Automobile : accélération !
Les relations entre constructeurs et fournisseurs (au sens large) vivent leur 3eme révolution. Il n’y a pas si longtemps, les donneurs d’ordre voulaient tout faire eux-mêmes et ne sous-traitaient que des pièces et pas de fonctions complètes… et revalidaient en interne le travail de leurs fournisseurs. La confiance ne régnait pas.
Puis est venu le temps de la maturité des équipementiers devenus plus vite plus internationaux, présents sur tous les marchés, plus gros, plus innovants. Ils conçoivent aujourd’hui la plupart des fonctions du véhicule, participent à sa définition d’ensemble et parlent d’égal à égal avec leurs clients constructeurs.
Avec l’irruption du numérique, tout change. Les GAFA se positionnent comme des acteurs majeurs sur un marché encore pharaonique malgré le déclin annoncé de l’automobile individuelle (90 millions de VN par an, à un prix unitaire de 16000 euros, cela fait près de 1500 milliards par an sans compter le VO, la PR, le financement et tous les services associés à la possession ou la location d’un véhicule). Le gâteau est gros et les appétits féroces. Et viennent maintenant les start-ups, d’abord méprisées, puis acceptées du bout des lèvres, puis courtisées, associées ou rachetées. Chaque jour apporte son lot de nouveaux accords et c’est un véritable défi que d’essayer de comprendre le sens de tous ces rapprochements.
Trois enseignements émergent néanmoins de ce mouvement brownien :
- Le premier est que la guerre des talents est devenue LE facteur clé de performance pour ne pas dire de survie. Qui aurait imaginé il y a seulement deux ans Renault racheter le département R&D France d’INTEL pour développer sa voiture connectée, pendant qu’INTEL mettait 10 milliards pour racheter Mobileye ? Qui aurait pensé que Valeo s’associerait avec Cisco pour innover en matière de mobilité du futur ? Et que Faurecia rachèterait Parrot Automotive pour ses véhicules connectés et s’associerait avec ZF sur la voiture autonome ? Qui aurait cru que Delphi abandonnerait sa division transmission pour créer une entité véhicule connecté ? etc…, On imagine le choc culturel en interne dans les ingénieries obligées de changer de modes de travails, de retrouver les vertus de la vitesse de décision, de prendre des risques sur des choix techniques Et cette guerre est mondiale : Google lui-même s’associe à Lyft pour prendre de vitesse Uber !

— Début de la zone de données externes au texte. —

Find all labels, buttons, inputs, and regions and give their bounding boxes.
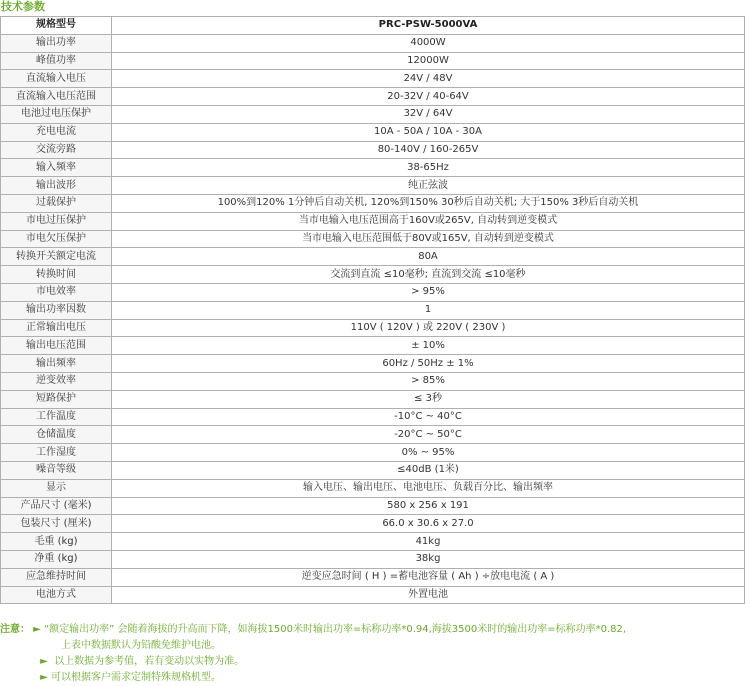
- spec-value: -10°C ~ 40°C: [112, 408, 745, 426]
- spec-key: 转换开关额定电流: [1, 248, 112, 266]
- table-row: [1, 390, 745, 408]
- spec-key: 市电过压保护: [1, 212, 112, 230]
- arrow-icon: ►: [40, 672, 48, 683]
- table-row: [1, 194, 745, 212]
- spec-key: 输出功率因数: [1, 301, 112, 319]
- header-key: 规格型号: [1, 17, 112, 35]
- spec-key: 包装尺寸 (厘米): [1, 515, 112, 533]
- spec-key: 市电欠压保护: [1, 230, 112, 248]
- spec-value: -20°C ~ 50°C: [112, 426, 745, 444]
- table-row: [1, 123, 745, 141]
- spec-key: 市电效率: [1, 283, 112, 301]
- note-item: [0, 638, 750, 654]
- spec-key: 直流输入电压: [1, 70, 112, 88]
- table-row: [1, 568, 745, 586]
- spec-key: 输出电压范围: [1, 337, 112, 355]
- spec-key: 交流旁路: [1, 141, 112, 159]
- table-row: [1, 319, 745, 337]
- spec-value: 66.0 x 30.6 x 27.0: [112, 515, 745, 533]
- spec-value: 24V / 48V: [112, 70, 745, 88]
- spec-key: 充电电流: [1, 123, 112, 141]
- table-row: [1, 426, 745, 444]
- table-row: [1, 479, 745, 497]
- spec-key: 毛重 (kg): [1, 533, 112, 551]
- table-row: [1, 34, 745, 52]
- spec-table-body: [1, 34, 745, 604]
- spec-value: 80A: [112, 248, 745, 266]
- arrow-icon: ►: [40, 656, 48, 667]
- spec-value: 10A - 50A / 10A - 30A: [112, 123, 745, 141]
- spec-value: 60Hz / 50Hz ± 1%: [112, 355, 745, 373]
- table-row: [1, 212, 745, 230]
- spec-key: 正常输出电压: [1, 319, 112, 337]
- notes-label: 注意：: [0, 624, 30, 635]
- spec-key: 峰值功率: [1, 52, 112, 70]
- spec-key: 输出波形: [1, 177, 112, 195]
- spec-value: 逆变应急时间 ( H ) =蓄电池容量 ( Ah ) ÷放电电流 ( A ): [112, 568, 745, 586]
- spec-value: 580 x 256 x 191: [112, 497, 745, 515]
- spec-key: 应急维持时间: [1, 568, 112, 586]
- note-item: [0, 654, 750, 670]
- table-row: [1, 408, 745, 426]
- spec-value: ≤40dB (1米): [112, 461, 745, 479]
- spec-value: > 95%: [112, 283, 745, 301]
- spec-value: 外置电池: [112, 586, 745, 604]
- spec-key: 产品尺寸 (毫米): [1, 497, 112, 515]
- spec-key: 过载保护: [1, 194, 112, 212]
- note-text: “额定输出功率” 会随着海拔的升高而下降，如海拔1500米时输出功率=标称功率*0.94,海拔3500米时的输出功率=标称功率*0.82,: [44, 624, 627, 635]
- note-text: 上表中数据默认为铅酸免维护电池。: [61, 640, 221, 651]
- spec-table: [0, 16, 745, 604]
- spec-key: 输出功率: [1, 34, 112, 52]
- table-row: [1, 52, 745, 70]
- section-title: 技术参数: [1, 0, 45, 13]
- spec-value: 80-140V / 160-265V: [112, 141, 745, 159]
- table-row: [1, 586, 745, 604]
- spec-key: 输入频率: [1, 159, 112, 177]
- note-text: 可以根据客户需求定制特殊规格机型。: [51, 672, 221, 683]
- arrow-icon: ►: [33, 624, 41, 635]
- table-row: [1, 266, 745, 284]
- spec-value: 输入电压、输出电压、电池电压、负载百分比、输出频率: [112, 479, 745, 497]
- note-item: [0, 670, 750, 686]
- spec-value: 38-65Hz: [112, 159, 745, 177]
- spec-value: 1: [112, 301, 745, 319]
- table-row: [1, 337, 745, 355]
- table-row: [1, 70, 745, 88]
- table-row: [1, 177, 745, 195]
- table-row: [1, 141, 745, 159]
- spec-value: 20-32V / 40-64V: [112, 88, 745, 106]
- header-value: PRC-PSW-5000VA: [112, 17, 745, 35]
- spec-key: 工作湿度: [1, 444, 112, 462]
- spec-value: > 85%: [112, 372, 745, 390]
- spec-key: 电池方式: [1, 586, 112, 604]
- spec-key: 转换时间: [1, 266, 112, 284]
- spec-key: 工作温度: [1, 408, 112, 426]
- table-row: [1, 283, 745, 301]
- spec-value: ≤ 3秒: [112, 390, 745, 408]
- table-row: [1, 230, 745, 248]
- spec-value: 当市电输入电压范围低于80V或165V, 自动转到逆变模式: [112, 230, 745, 248]
- spec-value: 交流到直流 ≤10毫秒; 直流到交流 ≤10毫秒: [112, 266, 745, 284]
- table-header-row: [1, 17, 745, 35]
- table-row: [1, 444, 745, 462]
- spec-key: 显示: [1, 479, 112, 497]
- spec-value: 41kg: [112, 533, 745, 551]
- spec-key: 仓储温度: [1, 426, 112, 444]
- spec-value: 100%到120% 1分钟后自动关机, 120%到150% 30秒后自动关机; 大于150% 3秒后自动关机: [112, 194, 745, 212]
- table-row: [1, 159, 745, 177]
- table-row: [1, 550, 745, 568]
- table-row: [1, 533, 745, 551]
- table-row: [1, 88, 745, 106]
- table-row: [1, 248, 745, 266]
- spec-value: 当市电输入电压范围高于160V或265V, 自动转到逆变模式: [112, 212, 745, 230]
- table-row: [1, 105, 745, 123]
- spec-value: 0% ~ 95%: [112, 444, 745, 462]
- spec-value: 4000W: [112, 34, 745, 52]
- spec-key: 净重 (kg): [1, 550, 112, 568]
- spec-value: 纯正弦波: [112, 177, 745, 195]
- spec-key: 短路保护: [1, 390, 112, 408]
- note-item: [0, 622, 750, 638]
- spec-key: 直流输入电压范围: [1, 88, 112, 106]
- table-row: [1, 301, 745, 319]
- spec-value: ± 10%: [112, 337, 745, 355]
- spec-value: 32V / 64V: [112, 105, 745, 123]
- table-row: [1, 372, 745, 390]
- note-text: 以上数据为参考值，若有变动以实物为准。: [54, 656, 245, 667]
- spec-value: 38kg: [112, 550, 745, 568]
- spec-key: 逆变效率: [1, 372, 112, 390]
- table-row: [1, 461, 745, 479]
- spec-value: 110V ( 120V ) 或 220V ( 230V ): [112, 319, 745, 337]
- table-row: [1, 497, 745, 515]
- spec-key: 电池过电压保护: [1, 105, 112, 123]
- spec-key: 输出频率: [1, 355, 112, 373]
- spec-key: 噪音等级: [1, 461, 112, 479]
- spec-value: 12000W: [112, 52, 745, 70]
- table-row: [1, 515, 745, 533]
- notes-section: [0, 622, 750, 686]
- table-row: [1, 355, 745, 373]
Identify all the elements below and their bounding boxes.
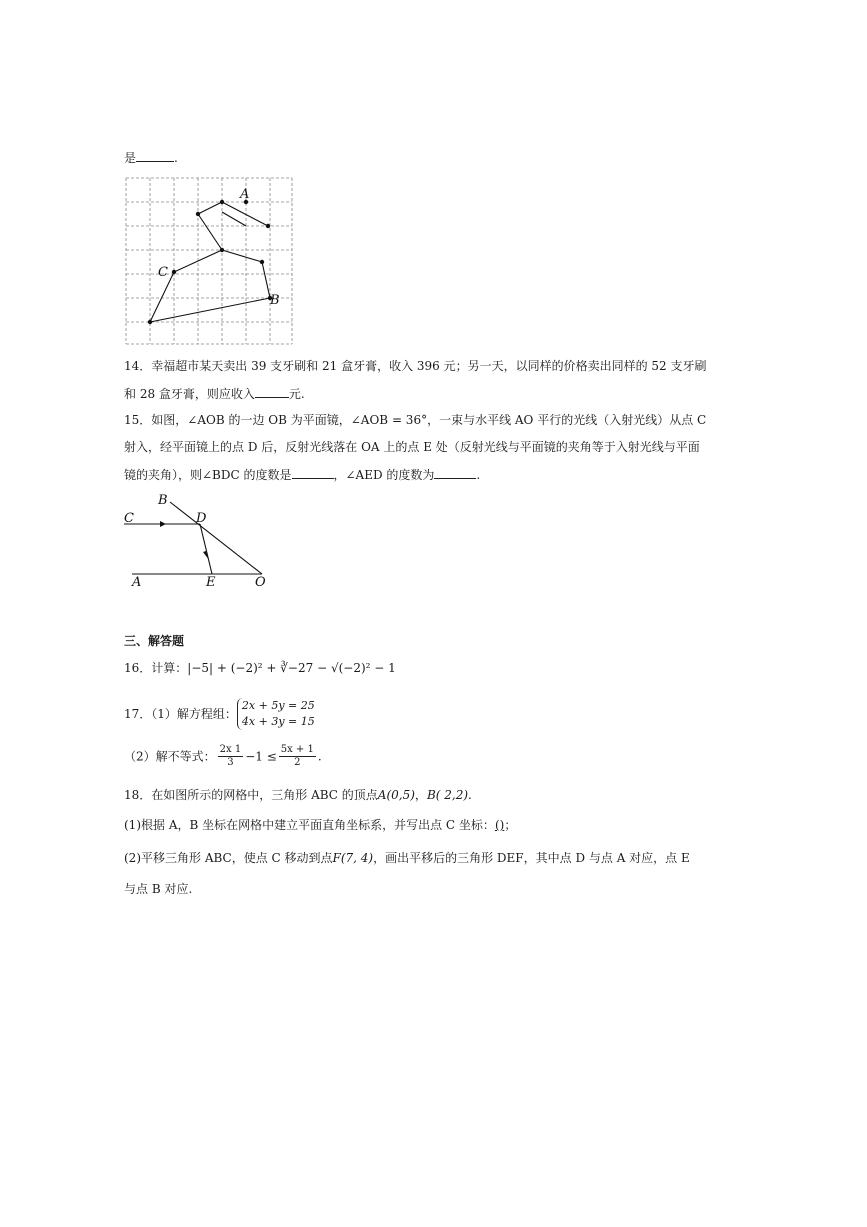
answer-blank [136, 149, 174, 162]
question-17-part1: 17．（1）解方程组： 2x + 5y = 25 4x + 3y = 15 [124, 699, 315, 728]
question-15-line2: 射入，经平面镜上的点 D 后，反射光线落在 OA 上的点 E 处（反射光线与平面镜的夹角等于入射光线与平面 [124, 440, 700, 454]
fraction-1: $\frac{2x 1}{3}$ [219, 744, 242, 768]
question-15-line3: 镜的夹角），则∠BDC 的度数是 ，∠AED 的度数为 . [124, 468, 481, 482]
label-c: C [158, 265, 168, 280]
equation-system: 2x + 5y = 25 4x + 3y = 15 [237, 698, 315, 730]
question-14-line1: 14．幸福超市某天卖出 39 支牙刷和 21 盒牙膏，收入 396 元；另一天，以同样的价格卖出同样的 52 支牙刷 [124, 359, 707, 373]
q13-tail: 是 . [124, 151, 178, 165]
label-a: A [132, 575, 142, 590]
question-18-part1: (1)根据 A，B 坐标在网格中建立平面直角坐标系，并写出点 C 坐标：()； [124, 818, 517, 832]
answer-blank [434, 466, 476, 479]
question-14-line2: 和 28 盒牙膏，则应收入 元. [124, 387, 305, 401]
label-o: O [255, 575, 266, 590]
label-a: A [240, 187, 250, 202]
fraction-2: $\frac{5x + 1}{2}$ [280, 744, 314, 768]
mirror-figure-15 [120, 490, 280, 590]
question-15-line1: 15．如图，∠AOB 的一边 OB 为平面镜，∠AOB = 36°，一束与水平线 AO 平行的光线（入射光线）从点 C [124, 413, 707, 427]
answer-blank [292, 466, 334, 479]
label-c: C [124, 511, 134, 526]
question-18-line1: 18．在如图所示的网格中，三角形 ABC 的顶点A(0,5)，B( 2,2). [124, 788, 472, 802]
section-title: 三、解答题 [124, 634, 185, 648]
label-d: D [196, 511, 207, 526]
label-b: B [270, 293, 280, 308]
label-b: B [158, 493, 168, 508]
polygon-shape [150, 202, 270, 322]
question-17-part2: （2）解不等式： $\frac{2x 1}{3}$ −1 ≤ $\frac{5x + 1}{2}$ . [124, 744, 322, 768]
question-18-part2-line1: (2)平移三角形 ABC，使点 C 移动到点F(7, 4)，画出平移后的三角形 DEF，其中点 D 与点 A 对应，点 E [124, 851, 690, 865]
label-e: E [206, 575, 216, 590]
question-16: 16．计算：|−5| + (−2)² + ∛−27 − √(−2)² − 1 [124, 661, 396, 675]
question-18-part2-line2: 与点 B 对应. [124, 882, 193, 896]
answer-blank [255, 385, 289, 398]
grid-figure-13 [124, 176, 296, 348]
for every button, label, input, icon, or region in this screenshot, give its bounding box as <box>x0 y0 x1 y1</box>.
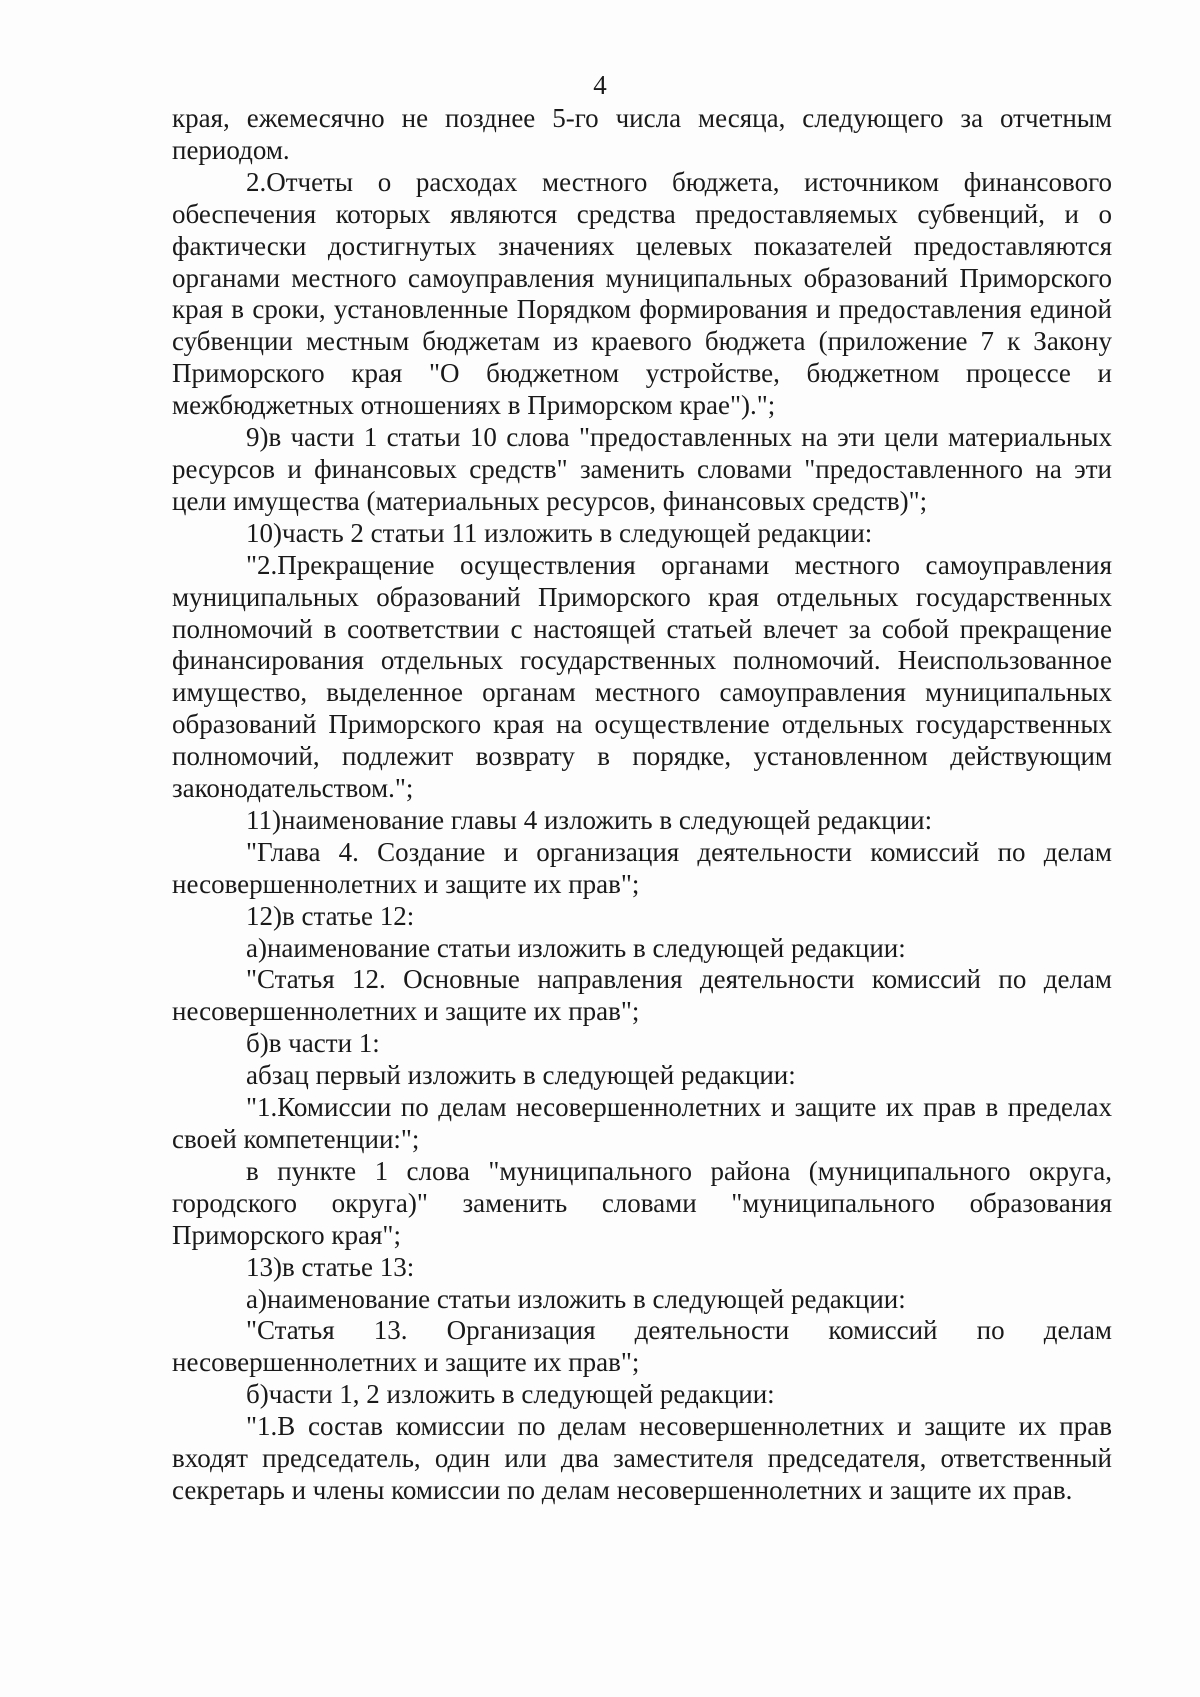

- Le second est que le futur de l’automobile – électrique, connectée, autonome – passe par de nouvelles compétences qu’aucun des grands acteurs ne maîtrise complètement : le véhicule connecté va générer des milliards de données, un eldorado pour des armées de data scientists, le véhicule autonome va passer par la convergence entre télécoms et mobilité avec la 5G, le véhicule électrique a besoin de nouveaux chimistes pour créer des batteries économiques et à forte autonomie qui sont le vrai « game change » du développement du véhicule propre (près de 40% du prix de la voiture). Daimler vient d’y investir 1 milliard d’euros et longtemps après Renault, tous les constructeurs offrent une gamme de plus en plus complète de VE. Et tout cela sans même parler de l’intelligence artificielle qui définira les cerveaux de la voiture de demain comme le laisse penser le retour de Samsung dans l’automobile.
- Le dernier est la bataille féroce qui se déroule derrière ces coopérations : pour la définition de standards favorables, pour la fixation de normes ouvertes à l’expérimentation, pour le contrôle de la propriété des données véhicules et usager, pour la régulation des responsabilités en matière de voiture autonome. Les frontières entre constructeurs, équipementiers, fabricants de logiciels, service providers devient de moins en moins pertinentes. C’est un écosystème totalement nouveau qui apparait, et le mouvement s’accélère tous les jours.